By Amy Elisabeth Davis
Cliffs of monzogranite exfoliate,
shed sheets of rock
that fracture, become
(eventually) the packed sediment
of flat ground and arid washes. At this edge
of the world, wind imports alien grasses
and the car exhaust
that feeds them. Seeds drop
between heaps of magma
extruded when the earth’s mantle
still wept here.
Green squeezes between rocks,
seats and benches tossed randomly
by the tremors of the shifting planet.
It gets harder
to scramble to when this land
ran lush with flora and megafauna,
mammoths and giant sloths,
huge forebears of the tiny
hole diggers who hide
from sun in tunnels
beneath the crust we shake
with each slow step.
At the edge,
lizards climb picnic tables poured of concrete,
the lava of Los Angeles.

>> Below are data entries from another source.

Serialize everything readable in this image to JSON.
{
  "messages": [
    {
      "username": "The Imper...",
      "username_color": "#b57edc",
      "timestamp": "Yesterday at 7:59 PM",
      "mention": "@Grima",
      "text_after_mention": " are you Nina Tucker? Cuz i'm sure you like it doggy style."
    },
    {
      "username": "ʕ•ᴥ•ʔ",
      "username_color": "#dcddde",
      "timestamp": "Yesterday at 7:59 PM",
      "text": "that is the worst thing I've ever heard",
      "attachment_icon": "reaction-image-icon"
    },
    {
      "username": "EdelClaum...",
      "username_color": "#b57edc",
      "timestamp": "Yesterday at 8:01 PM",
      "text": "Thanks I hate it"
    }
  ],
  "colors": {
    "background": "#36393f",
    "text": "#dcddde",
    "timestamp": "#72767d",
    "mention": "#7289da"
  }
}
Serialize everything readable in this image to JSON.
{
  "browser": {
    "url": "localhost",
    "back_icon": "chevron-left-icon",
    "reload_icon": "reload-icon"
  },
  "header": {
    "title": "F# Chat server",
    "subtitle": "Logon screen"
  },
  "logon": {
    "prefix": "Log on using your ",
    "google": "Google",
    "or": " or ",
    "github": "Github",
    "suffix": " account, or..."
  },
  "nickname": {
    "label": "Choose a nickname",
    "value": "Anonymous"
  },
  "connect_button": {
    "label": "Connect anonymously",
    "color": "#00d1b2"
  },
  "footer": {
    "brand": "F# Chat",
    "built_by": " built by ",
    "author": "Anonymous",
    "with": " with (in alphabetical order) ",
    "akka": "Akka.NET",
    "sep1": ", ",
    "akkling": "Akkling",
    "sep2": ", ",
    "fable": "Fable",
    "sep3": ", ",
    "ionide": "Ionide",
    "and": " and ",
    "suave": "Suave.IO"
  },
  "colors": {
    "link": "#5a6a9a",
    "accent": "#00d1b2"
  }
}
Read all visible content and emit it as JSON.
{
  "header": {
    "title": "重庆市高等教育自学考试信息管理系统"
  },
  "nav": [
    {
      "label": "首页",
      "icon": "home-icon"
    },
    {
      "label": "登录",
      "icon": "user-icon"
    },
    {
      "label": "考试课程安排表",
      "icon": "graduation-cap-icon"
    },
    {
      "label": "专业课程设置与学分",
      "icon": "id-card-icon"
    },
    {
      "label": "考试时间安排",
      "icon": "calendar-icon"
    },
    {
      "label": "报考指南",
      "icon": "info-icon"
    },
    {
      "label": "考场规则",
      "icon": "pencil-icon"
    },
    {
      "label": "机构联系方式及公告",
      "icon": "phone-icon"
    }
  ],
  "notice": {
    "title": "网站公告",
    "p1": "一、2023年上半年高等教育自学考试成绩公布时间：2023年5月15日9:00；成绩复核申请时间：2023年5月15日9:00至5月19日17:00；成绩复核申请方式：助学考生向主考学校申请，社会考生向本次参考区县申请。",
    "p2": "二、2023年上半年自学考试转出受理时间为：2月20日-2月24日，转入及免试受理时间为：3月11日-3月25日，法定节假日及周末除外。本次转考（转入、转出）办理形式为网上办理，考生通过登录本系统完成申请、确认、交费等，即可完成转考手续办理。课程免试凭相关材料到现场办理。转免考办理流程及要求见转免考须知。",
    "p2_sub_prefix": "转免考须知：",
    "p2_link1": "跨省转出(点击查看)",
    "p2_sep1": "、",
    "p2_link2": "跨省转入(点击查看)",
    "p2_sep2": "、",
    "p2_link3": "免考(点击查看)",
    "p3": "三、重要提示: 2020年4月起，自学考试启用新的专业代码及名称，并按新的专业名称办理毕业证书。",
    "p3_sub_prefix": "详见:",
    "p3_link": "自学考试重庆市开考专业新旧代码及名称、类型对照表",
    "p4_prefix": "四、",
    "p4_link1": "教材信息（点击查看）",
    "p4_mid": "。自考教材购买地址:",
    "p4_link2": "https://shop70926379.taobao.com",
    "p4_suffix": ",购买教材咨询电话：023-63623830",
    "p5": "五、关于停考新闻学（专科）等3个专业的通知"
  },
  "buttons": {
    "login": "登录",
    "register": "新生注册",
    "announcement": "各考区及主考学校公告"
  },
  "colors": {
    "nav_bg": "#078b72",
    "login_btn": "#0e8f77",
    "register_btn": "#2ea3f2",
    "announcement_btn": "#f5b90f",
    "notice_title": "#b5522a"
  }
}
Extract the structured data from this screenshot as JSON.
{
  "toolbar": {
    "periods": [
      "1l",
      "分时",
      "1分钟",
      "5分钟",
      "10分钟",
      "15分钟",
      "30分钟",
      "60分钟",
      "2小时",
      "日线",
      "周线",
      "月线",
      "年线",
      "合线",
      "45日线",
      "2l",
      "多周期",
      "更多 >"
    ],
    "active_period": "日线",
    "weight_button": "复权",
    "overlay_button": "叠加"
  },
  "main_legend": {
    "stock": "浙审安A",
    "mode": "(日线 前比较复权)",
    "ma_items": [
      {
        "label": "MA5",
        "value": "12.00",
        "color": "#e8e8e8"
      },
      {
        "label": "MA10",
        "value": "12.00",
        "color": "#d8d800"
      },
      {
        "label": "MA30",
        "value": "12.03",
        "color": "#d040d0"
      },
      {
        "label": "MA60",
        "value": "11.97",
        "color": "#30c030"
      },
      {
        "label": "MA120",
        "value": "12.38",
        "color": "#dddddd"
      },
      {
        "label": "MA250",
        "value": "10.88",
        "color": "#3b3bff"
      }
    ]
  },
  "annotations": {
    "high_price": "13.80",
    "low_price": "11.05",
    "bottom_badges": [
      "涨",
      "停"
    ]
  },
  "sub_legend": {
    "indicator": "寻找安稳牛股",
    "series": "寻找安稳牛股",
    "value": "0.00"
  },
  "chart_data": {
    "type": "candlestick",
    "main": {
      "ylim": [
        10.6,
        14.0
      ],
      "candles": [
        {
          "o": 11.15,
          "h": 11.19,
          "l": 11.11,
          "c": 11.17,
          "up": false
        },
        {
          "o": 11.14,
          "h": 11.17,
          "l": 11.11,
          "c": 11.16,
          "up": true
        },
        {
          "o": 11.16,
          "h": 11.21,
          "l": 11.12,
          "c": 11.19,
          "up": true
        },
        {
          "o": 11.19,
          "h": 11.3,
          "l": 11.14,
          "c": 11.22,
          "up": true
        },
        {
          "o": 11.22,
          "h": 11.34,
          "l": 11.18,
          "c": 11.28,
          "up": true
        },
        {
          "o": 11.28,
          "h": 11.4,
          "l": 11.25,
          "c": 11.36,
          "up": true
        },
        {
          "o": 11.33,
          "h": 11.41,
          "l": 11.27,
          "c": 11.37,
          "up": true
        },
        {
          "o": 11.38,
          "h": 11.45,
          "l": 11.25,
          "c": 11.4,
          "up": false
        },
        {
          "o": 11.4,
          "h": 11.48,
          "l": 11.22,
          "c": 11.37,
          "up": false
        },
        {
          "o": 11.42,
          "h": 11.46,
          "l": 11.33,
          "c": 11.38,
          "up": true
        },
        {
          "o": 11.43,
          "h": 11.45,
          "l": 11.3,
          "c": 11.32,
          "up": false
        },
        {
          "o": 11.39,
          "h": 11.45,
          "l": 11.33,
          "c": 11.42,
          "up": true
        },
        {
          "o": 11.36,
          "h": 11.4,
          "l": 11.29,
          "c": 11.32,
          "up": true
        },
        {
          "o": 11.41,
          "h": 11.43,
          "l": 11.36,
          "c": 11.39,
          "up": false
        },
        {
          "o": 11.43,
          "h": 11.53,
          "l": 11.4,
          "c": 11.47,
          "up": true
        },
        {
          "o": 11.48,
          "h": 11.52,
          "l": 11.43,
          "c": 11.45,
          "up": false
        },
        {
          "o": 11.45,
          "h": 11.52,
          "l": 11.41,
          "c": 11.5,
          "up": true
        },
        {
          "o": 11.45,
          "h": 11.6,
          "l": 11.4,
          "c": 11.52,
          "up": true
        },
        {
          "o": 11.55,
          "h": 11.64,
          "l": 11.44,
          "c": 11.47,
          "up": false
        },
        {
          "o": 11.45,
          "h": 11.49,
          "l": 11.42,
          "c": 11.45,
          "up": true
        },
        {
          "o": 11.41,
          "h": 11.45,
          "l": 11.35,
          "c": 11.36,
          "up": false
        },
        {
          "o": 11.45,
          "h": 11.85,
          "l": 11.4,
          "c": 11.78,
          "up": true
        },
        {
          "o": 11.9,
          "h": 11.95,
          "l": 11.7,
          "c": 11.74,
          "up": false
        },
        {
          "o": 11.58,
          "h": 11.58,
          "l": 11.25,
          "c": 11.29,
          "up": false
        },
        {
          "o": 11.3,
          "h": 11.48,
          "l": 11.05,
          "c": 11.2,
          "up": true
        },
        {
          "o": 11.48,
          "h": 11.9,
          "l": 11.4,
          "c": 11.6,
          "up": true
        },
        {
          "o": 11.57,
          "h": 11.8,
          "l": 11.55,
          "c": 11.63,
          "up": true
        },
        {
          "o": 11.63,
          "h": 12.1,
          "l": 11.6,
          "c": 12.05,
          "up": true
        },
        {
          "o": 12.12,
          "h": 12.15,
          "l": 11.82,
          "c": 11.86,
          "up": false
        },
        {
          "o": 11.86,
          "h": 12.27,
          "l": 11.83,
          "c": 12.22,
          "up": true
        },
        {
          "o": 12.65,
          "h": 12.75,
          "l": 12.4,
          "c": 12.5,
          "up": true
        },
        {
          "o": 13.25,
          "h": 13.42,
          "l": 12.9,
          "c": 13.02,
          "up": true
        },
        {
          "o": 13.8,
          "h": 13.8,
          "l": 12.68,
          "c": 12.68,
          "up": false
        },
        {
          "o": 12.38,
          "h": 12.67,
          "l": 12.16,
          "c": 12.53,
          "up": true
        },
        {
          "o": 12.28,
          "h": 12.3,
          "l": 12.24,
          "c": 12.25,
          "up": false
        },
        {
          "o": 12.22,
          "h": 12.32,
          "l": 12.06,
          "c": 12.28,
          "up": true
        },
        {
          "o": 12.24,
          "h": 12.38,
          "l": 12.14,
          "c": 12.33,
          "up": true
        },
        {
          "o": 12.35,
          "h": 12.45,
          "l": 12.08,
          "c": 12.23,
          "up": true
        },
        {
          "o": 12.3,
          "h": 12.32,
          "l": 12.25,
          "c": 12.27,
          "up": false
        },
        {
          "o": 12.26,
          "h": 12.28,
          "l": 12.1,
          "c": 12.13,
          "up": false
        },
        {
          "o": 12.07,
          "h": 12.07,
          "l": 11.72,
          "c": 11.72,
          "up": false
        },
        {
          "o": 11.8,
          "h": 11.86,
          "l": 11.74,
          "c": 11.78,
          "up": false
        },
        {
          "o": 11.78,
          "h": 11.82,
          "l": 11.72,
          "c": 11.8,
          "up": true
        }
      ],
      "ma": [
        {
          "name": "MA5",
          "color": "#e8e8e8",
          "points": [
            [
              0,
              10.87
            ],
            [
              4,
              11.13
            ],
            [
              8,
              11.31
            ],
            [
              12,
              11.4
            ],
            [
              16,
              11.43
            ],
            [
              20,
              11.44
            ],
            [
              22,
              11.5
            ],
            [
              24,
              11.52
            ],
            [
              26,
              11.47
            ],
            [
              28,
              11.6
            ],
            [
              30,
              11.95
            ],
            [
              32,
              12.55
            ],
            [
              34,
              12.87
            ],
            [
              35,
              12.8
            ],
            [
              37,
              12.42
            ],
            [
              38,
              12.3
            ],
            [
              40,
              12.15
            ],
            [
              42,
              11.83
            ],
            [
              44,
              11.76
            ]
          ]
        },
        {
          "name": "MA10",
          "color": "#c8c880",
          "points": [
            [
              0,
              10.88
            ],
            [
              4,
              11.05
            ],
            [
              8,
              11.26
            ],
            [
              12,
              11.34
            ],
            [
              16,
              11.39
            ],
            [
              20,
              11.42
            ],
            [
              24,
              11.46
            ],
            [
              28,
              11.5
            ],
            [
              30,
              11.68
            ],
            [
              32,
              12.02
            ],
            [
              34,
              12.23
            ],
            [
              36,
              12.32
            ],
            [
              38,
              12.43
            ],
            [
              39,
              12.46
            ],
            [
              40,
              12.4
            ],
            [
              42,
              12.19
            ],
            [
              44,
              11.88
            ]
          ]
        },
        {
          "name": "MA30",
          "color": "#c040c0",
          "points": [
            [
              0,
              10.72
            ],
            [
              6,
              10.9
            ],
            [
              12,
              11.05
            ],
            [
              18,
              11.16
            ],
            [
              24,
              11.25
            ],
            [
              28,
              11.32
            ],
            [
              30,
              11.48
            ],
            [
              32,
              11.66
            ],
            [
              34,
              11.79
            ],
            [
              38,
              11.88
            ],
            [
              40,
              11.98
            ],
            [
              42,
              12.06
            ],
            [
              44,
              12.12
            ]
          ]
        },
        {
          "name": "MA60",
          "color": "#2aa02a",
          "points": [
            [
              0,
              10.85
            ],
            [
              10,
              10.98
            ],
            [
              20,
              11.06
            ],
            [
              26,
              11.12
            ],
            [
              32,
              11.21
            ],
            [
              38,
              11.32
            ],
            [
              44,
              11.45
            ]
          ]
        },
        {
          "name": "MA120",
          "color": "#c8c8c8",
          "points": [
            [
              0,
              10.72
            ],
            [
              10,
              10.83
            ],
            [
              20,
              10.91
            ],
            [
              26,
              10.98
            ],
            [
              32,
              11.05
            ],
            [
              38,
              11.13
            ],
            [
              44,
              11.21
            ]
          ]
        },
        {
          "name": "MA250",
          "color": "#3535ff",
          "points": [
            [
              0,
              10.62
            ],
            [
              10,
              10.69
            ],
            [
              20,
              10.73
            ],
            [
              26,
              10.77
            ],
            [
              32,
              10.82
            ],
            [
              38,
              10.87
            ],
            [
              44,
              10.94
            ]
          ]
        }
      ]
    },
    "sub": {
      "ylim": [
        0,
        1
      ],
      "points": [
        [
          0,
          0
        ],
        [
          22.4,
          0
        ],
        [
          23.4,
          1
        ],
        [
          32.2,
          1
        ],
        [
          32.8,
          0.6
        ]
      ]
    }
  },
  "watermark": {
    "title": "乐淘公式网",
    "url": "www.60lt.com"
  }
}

The air becomes ocean,
the sounds of waves and wilderness.
Turned by heat
and drought to summer
tinder, weeds change
the botany of this strange
topography, make it the edge of a world
we cannot reclaim
from missing rain
and warming air.
Amy Elisabeth Davis is a poet and historian who has taught at Purdue and UCLA. She studies the politics of public policy and has poems appearing in Tar River Poetry, Crab Orchard Review, Levure littéraire, Women’s Studies—an interdisciplinary journal, Spillway, and elsewhere. She is the co-editor of Written Here: The Community of Writers Poetry Review 2016.